Indeed, according to a paper by Anthony Matera, "The current moratorium on whaling, instituted by the International Whaling Commission (IWC), continues to restrict the rights of these countries to whale, even though the moratorium's original purpose, a recovery in whale stocks, has been achieved."
It has also been shown that whale domestication and breeding can replenish depleted whale stocks without the use of whaling quotas or other IWC measures. So why is there still a vacancy in this market? Why has no individual or company entered the market to fill the void in whale supply? The reason is clear — regulation. According to the IWC, countries are only permitted
to harvest whales for scientific research and sustenance use for approved communities. Japan and Iceland both maintain scientific research programs.… [Yet] members of the commission have increasingly lobbied for the suspension or reduction of these research programs, maintaining that whale harvesting does not address any critically important research needs.
Therefore, we are left with a void in the market in exchange for a cluster of normative goals.

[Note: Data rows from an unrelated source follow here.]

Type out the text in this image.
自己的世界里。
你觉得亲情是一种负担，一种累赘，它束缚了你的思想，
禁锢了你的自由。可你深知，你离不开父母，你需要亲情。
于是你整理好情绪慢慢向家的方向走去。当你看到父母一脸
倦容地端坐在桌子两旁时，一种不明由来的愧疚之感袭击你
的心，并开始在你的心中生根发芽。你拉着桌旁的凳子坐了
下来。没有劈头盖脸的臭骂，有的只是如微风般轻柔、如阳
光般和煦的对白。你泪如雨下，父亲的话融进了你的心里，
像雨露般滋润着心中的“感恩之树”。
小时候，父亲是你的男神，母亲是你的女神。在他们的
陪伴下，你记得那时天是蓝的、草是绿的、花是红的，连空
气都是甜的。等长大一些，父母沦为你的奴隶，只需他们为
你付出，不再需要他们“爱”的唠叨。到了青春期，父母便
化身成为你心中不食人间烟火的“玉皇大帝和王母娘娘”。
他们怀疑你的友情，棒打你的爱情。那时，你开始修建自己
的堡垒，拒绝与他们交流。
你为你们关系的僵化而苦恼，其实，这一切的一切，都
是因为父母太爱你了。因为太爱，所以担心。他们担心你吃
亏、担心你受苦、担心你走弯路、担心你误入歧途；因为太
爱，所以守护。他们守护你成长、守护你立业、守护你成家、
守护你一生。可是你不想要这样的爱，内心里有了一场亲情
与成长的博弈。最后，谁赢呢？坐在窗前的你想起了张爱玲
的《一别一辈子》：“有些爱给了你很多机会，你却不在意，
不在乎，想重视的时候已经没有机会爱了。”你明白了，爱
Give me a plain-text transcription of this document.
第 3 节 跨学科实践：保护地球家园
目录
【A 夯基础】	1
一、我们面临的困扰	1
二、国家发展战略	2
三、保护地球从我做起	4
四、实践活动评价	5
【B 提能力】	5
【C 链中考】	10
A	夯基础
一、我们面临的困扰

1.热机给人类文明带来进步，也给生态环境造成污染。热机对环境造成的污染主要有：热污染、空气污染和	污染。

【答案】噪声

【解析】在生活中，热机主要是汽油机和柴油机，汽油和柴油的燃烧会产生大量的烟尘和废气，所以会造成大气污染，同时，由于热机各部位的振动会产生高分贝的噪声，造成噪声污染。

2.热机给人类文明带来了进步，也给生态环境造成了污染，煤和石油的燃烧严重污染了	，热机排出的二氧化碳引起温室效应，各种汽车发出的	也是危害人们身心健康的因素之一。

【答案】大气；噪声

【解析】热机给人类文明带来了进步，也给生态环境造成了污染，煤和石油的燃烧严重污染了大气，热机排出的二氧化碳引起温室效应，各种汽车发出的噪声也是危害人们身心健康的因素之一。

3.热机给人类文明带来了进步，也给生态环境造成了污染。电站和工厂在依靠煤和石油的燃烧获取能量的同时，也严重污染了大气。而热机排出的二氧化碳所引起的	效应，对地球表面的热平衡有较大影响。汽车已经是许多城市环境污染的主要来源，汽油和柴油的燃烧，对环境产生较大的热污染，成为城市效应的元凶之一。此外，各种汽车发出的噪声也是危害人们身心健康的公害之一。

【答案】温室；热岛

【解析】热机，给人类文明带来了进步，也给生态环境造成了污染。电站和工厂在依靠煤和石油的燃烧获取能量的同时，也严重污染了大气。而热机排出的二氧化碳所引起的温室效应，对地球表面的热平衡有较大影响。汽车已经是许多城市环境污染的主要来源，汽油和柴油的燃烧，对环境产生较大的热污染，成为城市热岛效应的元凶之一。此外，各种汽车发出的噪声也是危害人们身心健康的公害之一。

Conservationists would rather regress into infinite dialogue over what "should be" rather than embrace the solution of privatization.
Conservationists are actually gambling with the whales' prospects of survival by concentrating their efforts on a war against whaling, instead of embracing solutions to the problem of supply, such as whale breeding.
Simply limiting the supply of whales only increases the price per unit of whale on the market. Fisherman who would normally seek other ocean inhabitants may actually be enticed to hunt whales, instead of fish, by the new, inflated price. Thus, like our abysmal record in attempting to battle the supply of illegal drugs, our whaling efforts only help solidify the elementary economic knowledge that you cannot wage a war on supply!
Returning to our original story of the recent collision between antiwhaling conservationists and their fishing/science counterparts, we begin to understand why organizations like the US-based Sea Shepherd have done so little to deter whaling off the coast of Antarctica.
The governments of New Zealand and Australia, who have jurisdiction over the waters in which this crash took place, have opted not to rule in favor of either party, instead urging each group to take caution and remain civil.
Can you imagine such a scenario anywhere else? Can you imagine dog poachers roaming our backyards in search of pets to use for science or industry? Even if we can imagine such a silly scenario, we could never imagine the adjudicator of such a conflict merely urging each party to "remain civil." One of the parties is surely at fault!
It is, therefore, legal consequences that prevent backyard dog poaching, but it is ownership that gives the authority to inflict such consequences. It is the ownership of the dog and the backyard that allow one to judge that a crime has been committed. This silly scenario does not occur for the simple reason that property rights are better defined in backyards; it is only in absence of defined property rights that these vessels could collide in the vast openness of the sea without either being identified as the aggressor.
 Matera, Anthony. "Whale Quotas: A Market-Based Solution to the Whaling Controversy." Georgetown International Environmental Law Review.